Without getting theological here, I think many of us would agree that evil (or rotten-to-the-core badness) does take hold of some people and govern more than their deeds. Were Timothy McVeigh's actions "not okay"? Was Adolf Hitler someone who made "poor choices"? (Conversely, can we no longer call someone "good-hearted" or "saintly"?) Not that Oklahoma City and Auschwitz are topics for circle time  -- but how we talk about the playground bully (and how we talk to our kids when they do the bullying) may lay the groundwork for how we talk about worse crimes later on.

Much as we teach our kids to read, swim, and ride a bike years sooner than we ourselves may have learned those skills, I wonder if we're also pushing a complex view of human nature sooner than we might, when it simply isn't natural.

I doubt we're doing any harm, but maybe there's also no harm  -- and more pleasure  -- in affirming the occasional rightness of a world that does include devils and angels (or dynamite-toting coyotes and caped crusaders).

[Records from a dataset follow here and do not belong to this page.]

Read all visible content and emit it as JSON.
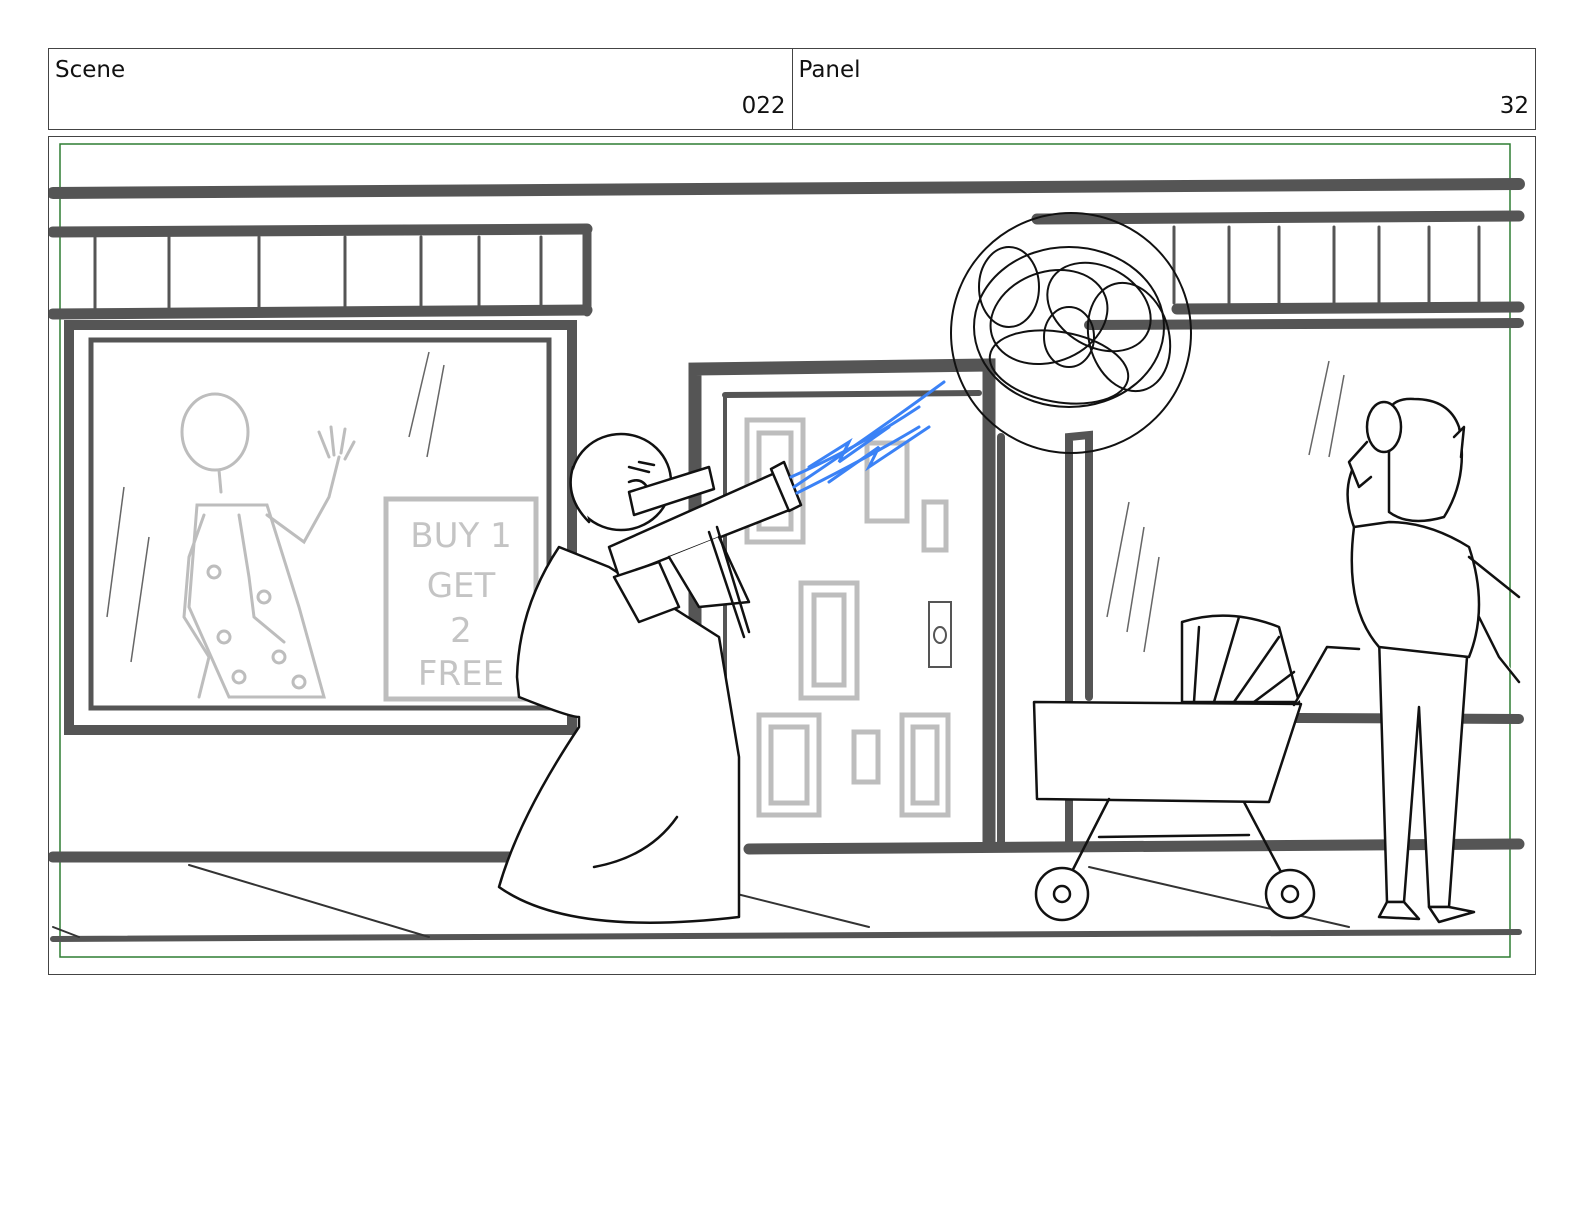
{
  "header": {
    "scene_label": "Scene",
    "scene_value": "022",
    "panel_label": "Panel",
    "panel_value": "32"
  },
  "drawing": {
    "sign_text": [
      "BUY 1",
      "GET",
      "2",
      "FREE"
    ],
    "safe_area_color": "#2e7d32",
    "line_color": "#555555",
    "sketch_color": "#111111",
    "faint_color": "#bdbdbd",
    "water_color": "#3b82f6"
  }
}
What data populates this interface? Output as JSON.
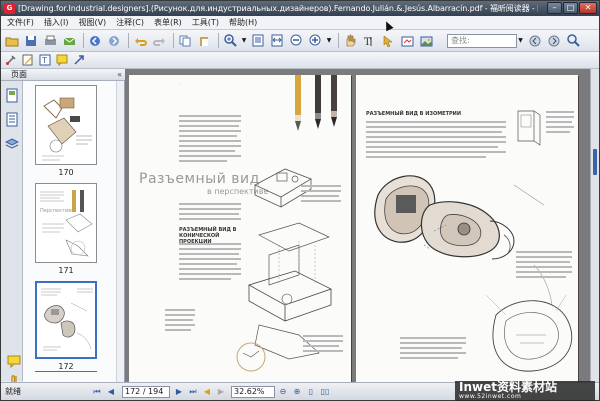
{
  "window": {
    "title": "[Drawing.for.Industrial.designers].(Рисунок.для.индустриальных.дизайнеров).Fernando.Julián.&.Jesús.Albarracín.pdf - 福昕阅读器 - [[Drawing.for.Industrial.designers].(Рисунок.для.индустриал...",
    "minimize": "–",
    "maximize": "□",
    "close": "✕"
  },
  "menu": {
    "items": [
      "文件(F)",
      "插入(I)",
      "视图(V)",
      "注释(C)",
      "表单(R)",
      "工具(T)",
      "帮助(H)"
    ]
  },
  "toolbar": {
    "search_placeholder": "查找:",
    "icons": [
      "open-icon",
      "save-icon",
      "print-icon",
      "email-icon",
      "back-icon",
      "forward-icon",
      "undo-icon",
      "hand-icon",
      "zoom-in-icon",
      "select-icon"
    ]
  },
  "sidepanel": {
    "title": "页面",
    "collapse": "«",
    "thumbnails": [
      {
        "label": "170"
      },
      {
        "label": "171"
      },
      {
        "label": "172"
      }
    ]
  },
  "document": {
    "left_page": {
      "heading": "Разъемный вид",
      "subheading": "в перспективе",
      "section": "РАЗЪЕМНЫЙ ВИД В КОНИЧЕСКОЙ ПРОЕКЦИИ"
    },
    "right_page": {
      "section": "РАЗЪЕМНЫЙ ВИД В ИЗОМЕТРИИ"
    }
  },
  "statusbar": {
    "status": "就绪",
    "page": "172 / 194",
    "zoom": "32.62%"
  },
  "watermark": {
    "text": "Inwet资料素材站",
    "sub": "www.52inwet.com"
  }
}
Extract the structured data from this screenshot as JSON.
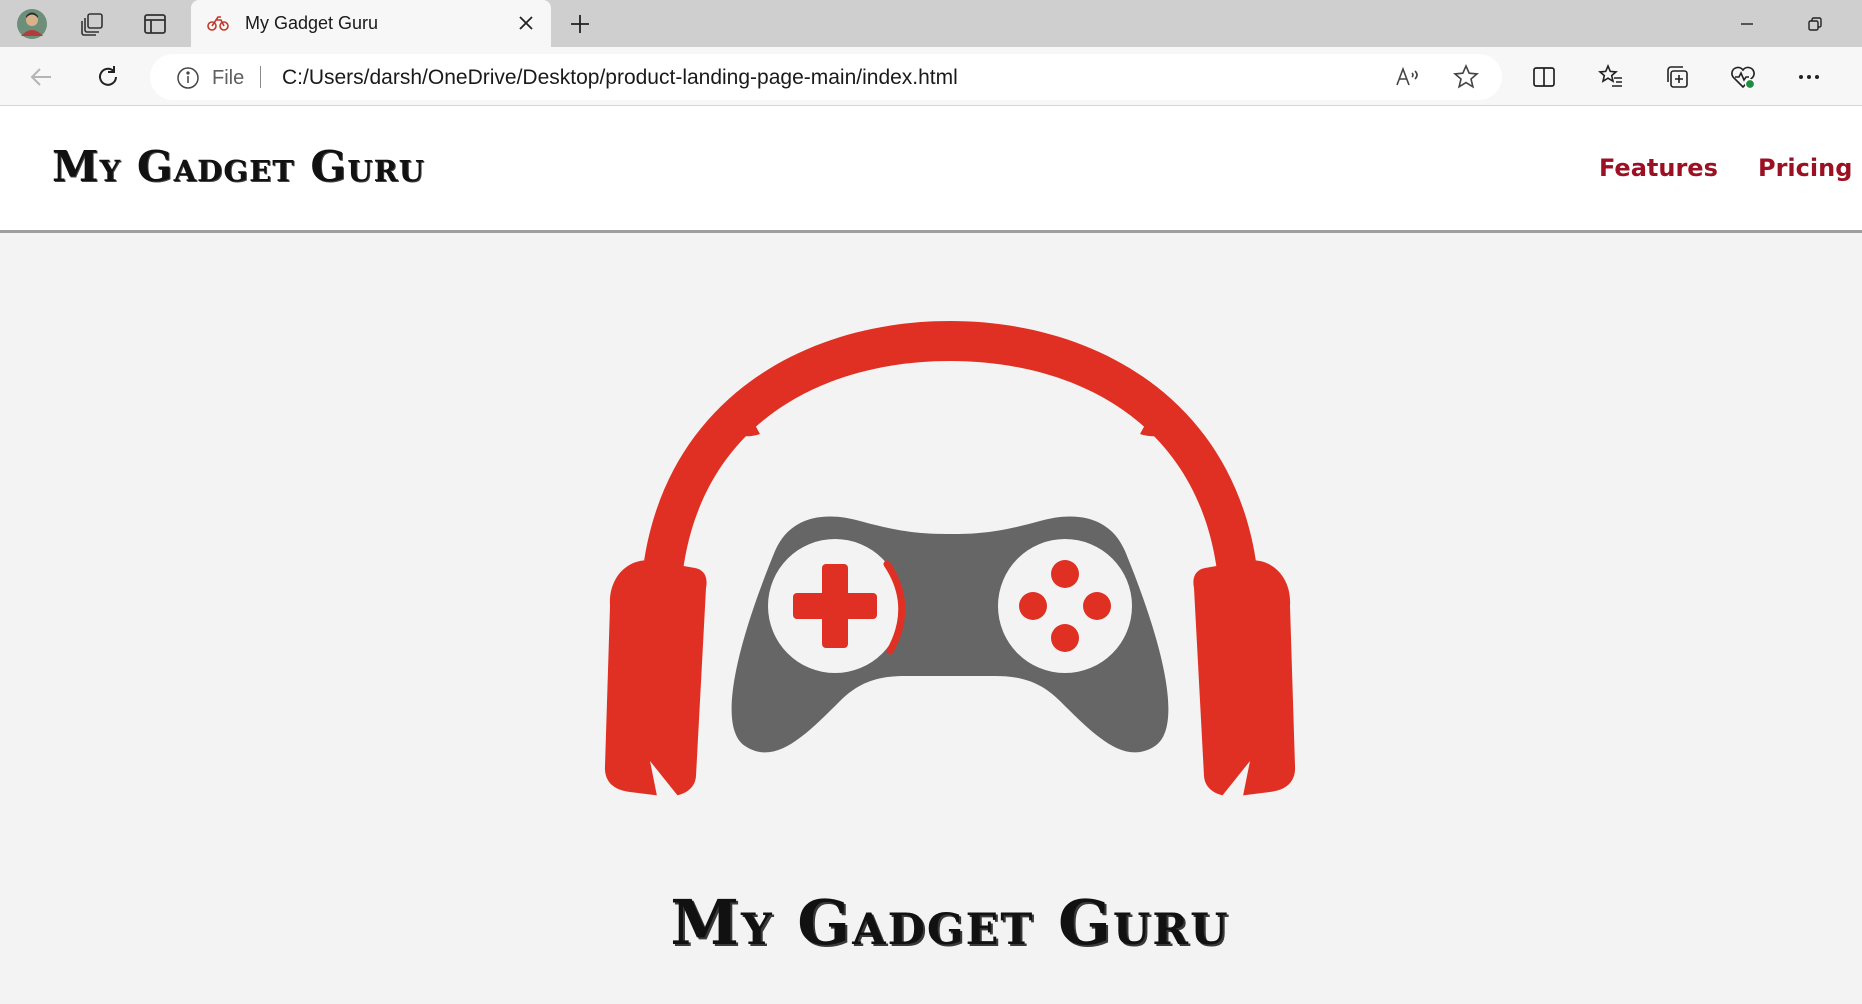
{
  "browser": {
    "tab": {
      "title": "My Gadget Guru"
    },
    "address_bar": {
      "scheme_label": "File",
      "url": "C:/Users/darsh/OneDrive/Desktop/product-landing-page-main/index.html"
    },
    "icons": {
      "profile": "profile-avatar-icon",
      "workspaces": "workspaces-icon",
      "tab_actions": "tab-actions-icon",
      "favicon": "motorbike-favicon-icon",
      "close_tab": "close-icon",
      "new_tab": "plus-icon",
      "minimize": "minimize-icon",
      "restore": "restore-icon",
      "back": "back-arrow-icon",
      "refresh": "refresh-icon",
      "info": "info-icon",
      "read_aloud": "read-aloud-icon",
      "favorite": "star-icon",
      "split_screen": "split-screen-icon",
      "favorites": "favorites-list-icon",
      "collections": "collections-icon",
      "health": "browser-essentials-icon",
      "more": "more-icon"
    }
  },
  "page": {
    "header": {
      "brand": "My Gadget Guru",
      "nav": [
        {
          "label": "Features"
        },
        {
          "label": "Pricing"
        }
      ]
    },
    "hero": {
      "brand": "My Gadget Guru"
    }
  },
  "colors": {
    "nav_link": "#9b1023",
    "logo_red": "#e03024",
    "logo_gray": "#666666"
  }
}
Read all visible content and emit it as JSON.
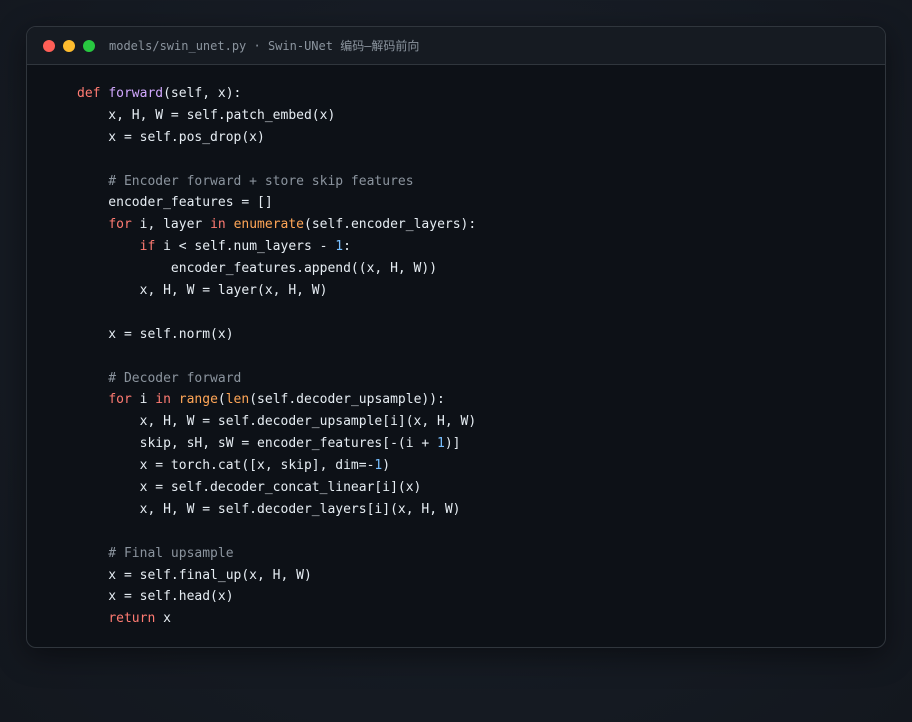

Alec has a favorite bedtime reading request that reminds me just how delightful this polarity can be. It's a poem called "Sometimes I Feel This Way," by John Ciardi, in a book I loved as a child. In Edward Gorey's illustration, a headless boy stands in his pajamas before a dresser that holds two heads, one with a cherubic smile, the other with a stormy scowl. The poem begins:

"I have one head that wants to be good,

And one that wants to be bad. And always, as soon as I get up,

One of my heads is sad."

Alec shrieks with glee as I read the two heads' descriptions of the kindnesses and pranks that "being good" and "being bad" entail. Sometimes, in reading this poem, I feel as if I am being bad myself, but how delicious it feels to shrug off the subtleties of human interaction. All too soon, Alec will learn about those, devils and angels unto themselves.

Julia Glass recently won her third Nelson Algren Fiction Award and a fellowship in fiction writing from the New York Foundation of the Arts.